Actual number of parameters?
Why is this model called -1M when it appears the actual number of parameters is 3745984?
model = AutoModelForCausalLM.from_pretrained("roneneldan/TinyStories-1M")
sum(p.numel() for p in model.parameters())
3745984
Or if you exclude the 3216448-parameter token embedding matrix (by far the bulk of the total parameters), the number of other parameters is 529536. But that's more like 500k than 1M. So why isn't this named either TinyStories-4M or TinyStories-500k? What does the -1M refer to?

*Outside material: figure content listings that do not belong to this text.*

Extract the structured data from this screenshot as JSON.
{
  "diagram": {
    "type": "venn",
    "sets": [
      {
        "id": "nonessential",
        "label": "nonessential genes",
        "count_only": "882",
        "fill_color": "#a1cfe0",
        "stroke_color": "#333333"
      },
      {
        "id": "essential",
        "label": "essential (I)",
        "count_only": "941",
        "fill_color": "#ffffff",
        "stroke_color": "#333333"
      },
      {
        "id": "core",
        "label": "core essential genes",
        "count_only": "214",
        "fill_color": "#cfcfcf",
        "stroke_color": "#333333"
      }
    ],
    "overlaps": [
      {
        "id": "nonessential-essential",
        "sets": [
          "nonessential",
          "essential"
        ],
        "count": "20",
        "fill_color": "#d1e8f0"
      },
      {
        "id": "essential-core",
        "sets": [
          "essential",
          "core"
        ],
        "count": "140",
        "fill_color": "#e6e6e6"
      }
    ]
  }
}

Oh, I think I may have figured it out!
From the TinyStories paper:
"Our models are available on Huggingface named TinyStories-1M/3M/9M/28M/33M/1Layer/2Layer and TinyStories-Instruct-β. We
use GPT-Neo architecture with window size 256 and context length 512. We use GPT-Neo tokenizer but only keep the top 10K most
common tokens."
So, they only kept the top 10K most common tokens for the training. But the models here have the full vocabulary size 50257 for their embedding matrices. So I guess for distribution the trained models were sort of filled out (with what, zeros? garbage?) to plug-and-play into a much more common tokenizer?
The math works out, since instead of 3216448 (embedding matrix) + 529536 = 3745984 we would then have 640000 + 529536 = 1169536. This makes a lot more sense to me as a "-1M" model so I bet this is how it was trained.